The Cosmetics Industry Gets a Cannabis Infusion

The Cosmetics Industry Gets a Cannabis Infusion

The cosmetics industry is always changing to keep up with their buyers’ demands. And, lately, the industry is moving to keep up with the public’s demand for products made with cannabis.

Legendary cosmetics brand Estée Lauder recently launched a face mask infused with hemp oil. The product is available under the name “Origin,” and is available on Sephora’s website.

But Estée Lauder isn’t the only brand seeing the potential benefits of using hemp oil in their products. Many other (smaller) companies have also decided to take a shot at this new type of cosmetics industry. Dixie Elixirs, The Wonder Seed, Foria… While you may have never heard of these brands, they might become just as popular as Estée Lauder one day.

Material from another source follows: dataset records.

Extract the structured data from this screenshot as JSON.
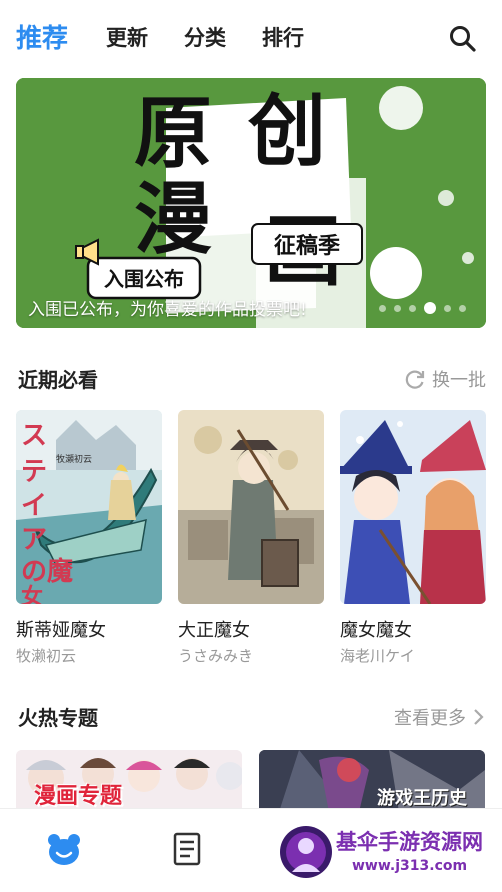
{
  "nav": {
    "tabs": [
      {
        "label": "推荐",
        "active": true
      },
      {
        "label": "更新",
        "active": false
      },
      {
        "label": "分类",
        "active": false
      },
      {
        "label": "排行",
        "active": false
      }
    ],
    "search_icon": "search-icon"
  },
  "banner": {
    "art_text": {
      "line1a": "原",
      "line1b": "创",
      "line2a": "漫",
      "line2b": "画",
      "tag": "征稿季",
      "badge": "入围公布"
    },
    "caption": "入围已公布，为你喜爱的作品投票吧!",
    "dot_count": 5,
    "active_dot": 3
  },
  "recent": {
    "title": "近期必看",
    "action_label": "换一批",
    "action_icon": "refresh-icon",
    "items": [
      {
        "title": "斯蒂娅魔女",
        "author": "牧濑初云",
        "cover_text": "ステイアの魔女",
        "cover_tag": "牧瀬初云"
      },
      {
        "title": "大正魔女",
        "author": "うさみみき"
      },
      {
        "title": "魔女魔女",
        "author": "海老川ケイ"
      }
    ]
  },
  "hot": {
    "title": "火热专题",
    "action_label": "查看更多",
    "action_icon": "chevron-right-icon",
    "topics": [
      {
        "label": "漫画专题"
      },
      {
        "label": "游戏王历史"
      }
    ]
  },
  "bottom_nav": {
    "items": [
      {
        "icon": "bear-home-icon",
        "active": true
      },
      {
        "icon": "book-list-icon",
        "active": false
      }
    ]
  },
  "watermark": {
    "line1": "基伞手游资源网",
    "line2": "www.j313.com"
  },
  "colors": {
    "accent": "#2d8cf0",
    "banner_green": "#5a9a3e",
    "muted": "#999999",
    "watermark": "#7b2fb0"
  }
}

The benefits of canna-cosmetics

Cannabis-infused cosmetics are essentially the same cannabis-infused topicals — like creams, lotions, and serums — you’re already familiar with. Some products contain CBD, while others only hemp oil without any CBD or THC. Estée Lauder’s Origin line, for instance, will only be produced with hemp.

While many industry experts say that CBD can help alleviate pain when applied to the skin in the form of an infused topical, there simply isn’t enough scientific research to say this is 100 percent accurate. The product might work for some people, but not necessarily everybody.

Products containing hemp oil have a completely different effect. Hemp oil is obtained from the seeds of the plant, whereas CBD oil is extracted from the flowers. Hemp oil can serve as an effective moisturizer without clogging the pores. The omega-6 fatty acids it contains have anti-inflammatory properties, and its anti-aging properties could be especially for the cosmetics industry, which is always looking for new ways to help consumers look younger.

Legal challenges

Manufacturers of CBD-infused cosmetic products face some important legal challenges. Chief among them is the CBD’s federal classification as a Schedule I drug, which will likely make it difficult for manufacturers to ship products from the factory to retail shelves across state lines.

For example, earlier this year, Forbes profiled Lord Jones, a small brand that producers cannabis-infused body lotions and other cosmetics, and which “employs a team of lawyers to ensure they don’t have to tussle with the DEA over a moisturizer.”

The struggles of Lord Jones illustrate why it could be awhile before more consumers use products like CBD-infused face cream as part of their morning routine.